Wien. Fußball kann brutal, ja manchmal sogar ungerecht sein. Das Videostudium knapp zwölf Stunden nach dem 1:2 gegen die Türkei in Wien hatte Marcel Koller in seiner Annahme bestätigt. „Wir haben keine Torchance zugelassen und trotzdem verloren. Das ist ein bisschen bitter und ärgerlich.“ Genau so ließe sich auch der folgenschwere Ausflug von Torhüter Ramazan Özcan in der zweiten Halbzeit umschreiben. Der 31-Jährige mit türkischen Wurzeln wurde zur tragischen Figur des Spiels, als er Arda Turan den Ball außerhalb des Strafraums per flachem Zuspiel perfekt servierte – der Rest war Form- und Gefühlssache. Koller beurteilte die Situation folgendermaßen: „Je weiter hinten du spielst, desto brutaler wird es, wenn du Fehler machst. Wenn der Stürmer das Tor nicht trifft, ist das Geschrei nicht so groß als wenn der Torhüter ein Tor verschuldet.“

Sich schützend vor seine Spieler zu stellen, wenn die Situation es verlangt, liegt quasi im Naturell des Schweizers. Özcan, ein erprobter Torhüter mit internationaler Erfahrung von über 150 Spielen in Deutschland und der Türkei, wird im Sommer als einer von 23 Spielern zur Europameisterschaft nach Frankreich fliegen. Daran gibt es keinerlei Zweifel, weil in den nächsten Wochen keine neuen Torhüterhelden mit österreichischem Pass die Fußballbühne betreten werden.

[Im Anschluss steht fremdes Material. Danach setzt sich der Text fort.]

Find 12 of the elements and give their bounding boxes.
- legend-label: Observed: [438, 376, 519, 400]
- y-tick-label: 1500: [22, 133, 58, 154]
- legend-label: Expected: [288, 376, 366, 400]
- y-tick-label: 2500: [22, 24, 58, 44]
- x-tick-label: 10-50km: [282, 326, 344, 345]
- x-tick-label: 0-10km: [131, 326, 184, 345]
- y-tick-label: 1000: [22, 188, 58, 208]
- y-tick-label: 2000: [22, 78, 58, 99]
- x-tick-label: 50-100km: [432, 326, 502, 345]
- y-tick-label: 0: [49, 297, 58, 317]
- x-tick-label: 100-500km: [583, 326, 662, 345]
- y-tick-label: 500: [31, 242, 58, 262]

Die Qualität der zweiten Garde

Özcan, meinte Koller, sei stets ein wichtiger Spieler für die Mannschaft gewesen. „Er hat sich immer reingehauen, sorgt für gute Stimmung.“ Und dann sagte der Teamchef einen bemerkenswerten Satz: „Würde ich jeden bestrafen, der einen Fehlpass macht, dann wären wir nicht dort, wo wir jetzt sind.“ Kollers Vertrauen ist kaum zu erschüttern, seine 23 Mann für Frankreich hat er mitunter deshalb gewiss schon längere Zeit im Kopf. Dass nicht alle davon auf ähnlich hohem Niveau agieren, nicht alle für die Startformation taugen, ist die wohl größte Erkenntnis aus den jüngsten Testspielen. So ist Özcan in der Regel kein adäquater Ersatz für Almer, Burgstaller nicht für Harnik, Okotie nicht für Janko, Ilsanker nicht für Baumgartlinger. Diese Liste ließe sich freilich noch fortsetzen.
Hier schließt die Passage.